Mono japon bandcamp image

Cela fait bien longtemps que l’on n’a pas vu émerger un disque de Post-Rock passionnant  de bout en bout, de sa première en général longue plage à la dernière. Malheureusement, on y retrouve souvent les mêmes éléments un poil trop prévisibles : La lente construction, les instruments qui s’amoncellent les uns sur les autres, l’apothéose en déflagration sonore et puis on passe au morceau suivant en pilote automatique tant pour le compositeur que pour l’auditeur qui n’oubliera pas de zapper régulièrement en quête vaine de l’étincelle que l’on trouvait dans les disques de Bark Psychosis, de Tortoise ou encore chez Godspeed You! Black Emperor. On la trouve toujours chez Mono cette étincelle, pourtant, on y retrouve peu ou prou les mêmes « défauts » inhérents au genre mais car il y a toujours un mais ce qui permet aux japonais de l’emporter c’est qu’ils sont justement japonais.

Mono - Requiem for Hell cover album 2016 - Temporary Residence LimitedIndubitablement, sans tomber dans des pièges ethnocentristes, on peut dire à coup sûr que les japonais ont cette préscience innée du drame qui se distille tant dans leurs musiques que dans leurs films. Sans doute, cela a-t-il à voir avec cette nation qui est la seule à avoir connu le cataclysme nucléaire, on retrouve en filigrane dans l’art japonais la peur du jugement dernier bien plus ancrée que dans la musique occidentale.

On retrouve dans leur musique comme dans celles de nombres de leur voisins insulaires un goût pour le lyrisme, pour une théâtralité presqu’exacerbée. Depuis leur premier disque, on les compare souvent à Mogwai, souvent à leur désavantage. Pourtant, si l’on dépasse les murs du son des guitares, on constate vite que les univers sont bien différents.

L’univers de Mono, comme chez nombre de créateurs japonais, a à voir avec le chaos, l’annonce d’un Armageddon. C’est un peu comme si la musique de Mono venait habiller les images plombées  d’un Kiyoshi Kurosawa ou de Kore Eda.
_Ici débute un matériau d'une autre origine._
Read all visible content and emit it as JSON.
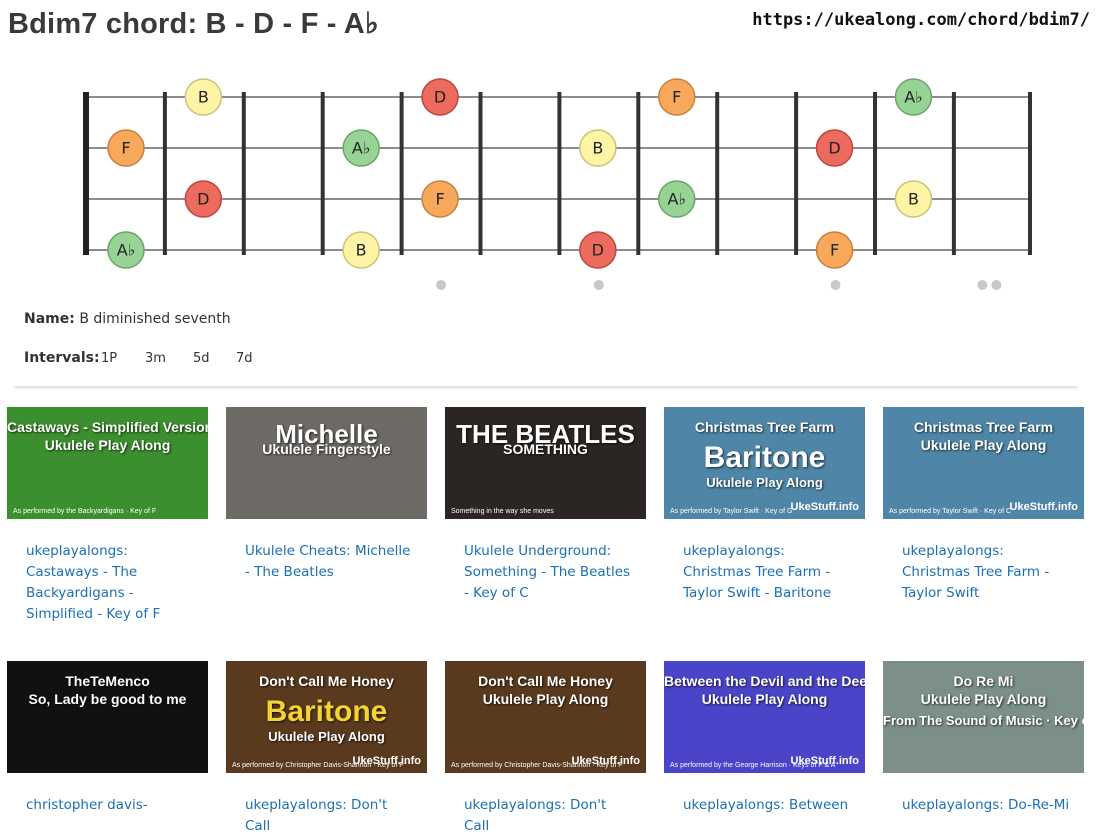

On est quelque part entre la contemplation de la chute d’une feuille d’un cerisier en fleur et l’irradiation du champignon sur Hiroshima.

Requiem For Hell, leur neuvième album, est sans doute leur disque le plus violent à ce jour, comme un exutoire face à l’angoisse qui monte, la crainte de nouveaux tsunamis, de Fukushima qui se répéteraient. Pourtant, jamais la musique de Mono n’est plombée par le pessimisme, il s’en dégage au contraire une envie de vivre, une lumière parfois au centre, parfois tapie à l’arrière. De la lente progression martiale de Death In Rebirth qui ramène les quatre aux mêmes aspérités  rencontrées sur le chef d’œuvre Hymns To The Immortal Wind à l’apaisé Stellar comme un fac similé d’un instrumental de Sigur Ros, c’est à une minutieuse exploration de l’enfer que nous convie les japonais. Une exploration pour mettre à mort cet enfer, pour le faire s’éteindre, se dissoudre. Ce ne sera pas la longue pièce de presque 18 minutes qui donne son nom à l’album qui viendra contredire notre certitude. On assiste ici à un combat à la fois sensuel et spirituel avec le vide et les craintes. L’enfer nous met à mal, laisse quelques traces en nous, se débat et attaque à nouveau. Il y a ici quelque chose qui relève de l’épique.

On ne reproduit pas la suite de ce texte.